How the GOP Nearly Became the Anti-Racist Party

August 26, 2020

There was a moment in time (not too long ago in my life) when the political party of off-the-cuff intolerance, misogyny, homophobia, White supremacy, unbridled capitalism and perpetual lowering of taxes for the wealthy seemed verged to become the party of just unbridled capitalism and perpetual lowering of taxes for the wealthy, with a smattering of homophobia and misogyny.

The year was 2002. Trent Lott, the powerful Republican senate majority leader, had praised fellow sitting Mississippi Republican senator Strom Thurmond at Thurmond’s 100th birthday party. Thurmond had won Mississippi in his 1948 run for president as a segregationist. Lott’s exact words were, “We’re proud of it. And if the rest of the country had followed our lead, we wouldn’t have had all these problems over all these years either.”

Lott had actually said pretty much the same thing in 1980, but back then he experienced no pushback. In 2002, things were different. In 2002, President Bush, a fellow Republican, condemned the remarks. Trott went on a TV apology tour, most notably to BET. Nobody was publicly supporting Lott. He was forced to step down from his position as Majority Leader. He resigned from the Senate in 2007.

And I was like, “Oh my God. What if the Republican Party is going to become a fiscally conservative party that doesn’t tolerate, let alone promote, racism?” Of course, that didn’t happen and instead we have President Stephen Miller, er, Trump. Now, if anyone criticized a politician for racism, Fox News would call it “cancel culture.” But for a brief moment, it seemed like a distinct possibility, which would have shifted the political landscape of the nation dramatically.

The fact that the Republican Party came to embrace racism to begin with was a fluke of history that didn’t have to be. The Party only solidified its identity as the protector of White men afraid of losing power in Nixon’s 1960 presidential run against Kennedy. Martin Luther King Jr.’s father appreciated that Kennedy had called Coretta Scott King to express his sympathy while her husband, MLK Jr., was jailed in Georgia. The influential pastor, King Sr., switched his party allegiance from Republican to Democratic and supported Kennedy. Nixon’s Republican Party chose the other route. It embraced the Southern Strategy, courting segregationists and positioning itself in opposition to the Civil Rights Movement. After that followed decades of entrenchment, with the Republicans ceding the politics of human rights to the Democrats and, eventually, in 2016, giving up on any effort to court voters who were other than White.

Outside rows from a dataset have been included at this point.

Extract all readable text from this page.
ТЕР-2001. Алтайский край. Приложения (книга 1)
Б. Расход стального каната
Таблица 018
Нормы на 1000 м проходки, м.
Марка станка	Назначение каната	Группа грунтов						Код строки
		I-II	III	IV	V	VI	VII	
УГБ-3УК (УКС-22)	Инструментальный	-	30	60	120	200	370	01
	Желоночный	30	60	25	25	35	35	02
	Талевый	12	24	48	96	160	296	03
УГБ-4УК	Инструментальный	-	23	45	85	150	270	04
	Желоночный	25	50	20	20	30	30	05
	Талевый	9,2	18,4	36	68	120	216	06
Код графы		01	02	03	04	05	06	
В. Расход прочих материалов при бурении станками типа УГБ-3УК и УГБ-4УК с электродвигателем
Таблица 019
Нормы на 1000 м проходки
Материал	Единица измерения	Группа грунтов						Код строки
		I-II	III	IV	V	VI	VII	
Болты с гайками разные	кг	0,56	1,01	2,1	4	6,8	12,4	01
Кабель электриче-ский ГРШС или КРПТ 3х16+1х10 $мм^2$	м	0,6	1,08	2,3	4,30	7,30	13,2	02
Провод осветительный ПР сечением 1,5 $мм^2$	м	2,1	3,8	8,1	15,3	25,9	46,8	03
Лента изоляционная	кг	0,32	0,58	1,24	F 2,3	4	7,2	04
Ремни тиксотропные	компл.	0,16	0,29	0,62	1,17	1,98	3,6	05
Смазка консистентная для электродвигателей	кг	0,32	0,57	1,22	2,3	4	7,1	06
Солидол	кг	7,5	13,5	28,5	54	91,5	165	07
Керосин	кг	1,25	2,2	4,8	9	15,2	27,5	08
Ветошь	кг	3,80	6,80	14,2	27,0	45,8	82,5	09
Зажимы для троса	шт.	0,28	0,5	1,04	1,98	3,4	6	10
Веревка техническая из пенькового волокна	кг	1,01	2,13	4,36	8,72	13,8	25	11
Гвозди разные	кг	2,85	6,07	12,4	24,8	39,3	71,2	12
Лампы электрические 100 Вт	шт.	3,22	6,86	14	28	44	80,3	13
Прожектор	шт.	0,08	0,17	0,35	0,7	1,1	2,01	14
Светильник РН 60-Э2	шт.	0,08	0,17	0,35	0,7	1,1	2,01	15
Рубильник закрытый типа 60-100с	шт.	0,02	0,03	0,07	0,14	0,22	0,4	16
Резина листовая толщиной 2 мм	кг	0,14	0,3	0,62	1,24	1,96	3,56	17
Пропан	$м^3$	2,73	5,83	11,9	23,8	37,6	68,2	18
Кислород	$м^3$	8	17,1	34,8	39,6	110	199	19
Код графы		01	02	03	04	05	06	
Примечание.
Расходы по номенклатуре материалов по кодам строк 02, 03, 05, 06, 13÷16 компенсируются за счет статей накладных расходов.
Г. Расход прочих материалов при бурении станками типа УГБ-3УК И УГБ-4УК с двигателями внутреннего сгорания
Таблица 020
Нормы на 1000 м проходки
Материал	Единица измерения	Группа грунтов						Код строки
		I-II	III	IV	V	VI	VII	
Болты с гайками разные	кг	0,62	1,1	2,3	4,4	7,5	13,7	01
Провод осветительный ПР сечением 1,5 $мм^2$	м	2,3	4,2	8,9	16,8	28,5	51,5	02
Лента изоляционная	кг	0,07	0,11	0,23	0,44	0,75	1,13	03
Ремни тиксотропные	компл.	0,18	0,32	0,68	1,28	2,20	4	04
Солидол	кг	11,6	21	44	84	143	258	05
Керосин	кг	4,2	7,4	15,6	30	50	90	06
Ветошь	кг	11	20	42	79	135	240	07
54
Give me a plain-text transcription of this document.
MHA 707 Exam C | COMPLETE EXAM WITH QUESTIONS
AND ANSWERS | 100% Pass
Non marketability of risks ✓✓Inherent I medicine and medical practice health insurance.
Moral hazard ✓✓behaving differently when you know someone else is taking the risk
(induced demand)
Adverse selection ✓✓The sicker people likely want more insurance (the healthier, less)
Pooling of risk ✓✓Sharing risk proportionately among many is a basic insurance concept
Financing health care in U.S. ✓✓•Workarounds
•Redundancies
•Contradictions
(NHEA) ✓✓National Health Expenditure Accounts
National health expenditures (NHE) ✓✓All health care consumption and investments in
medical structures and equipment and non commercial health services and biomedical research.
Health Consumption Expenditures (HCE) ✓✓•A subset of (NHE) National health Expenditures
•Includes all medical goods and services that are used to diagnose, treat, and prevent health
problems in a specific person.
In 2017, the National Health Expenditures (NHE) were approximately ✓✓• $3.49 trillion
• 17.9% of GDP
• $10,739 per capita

The Lott affair did not occur in a vacuum. The country was poised at a possible inflection point on race. I remember several politicians having to apologize around that time for casual racist statements. This was in the wake of the intense tide of racism and state terror against Muslims and people from the Middle East after 9/11. Issues of bigotry and stereotyping were heightened in public discourse. 

The Republican Party did not choose a path which would have benefitted them as the country’s demographics continued to challenge White dominance. Instead, they clutched their pearls in their comfort zone, and doomed us all to a party who’s only chance of maintaining control is through gerrymandering and other blatant efforts to disenfranchise growing numbers of people. 

But for a minute, just a minute, the portal to an alternate universe was opened.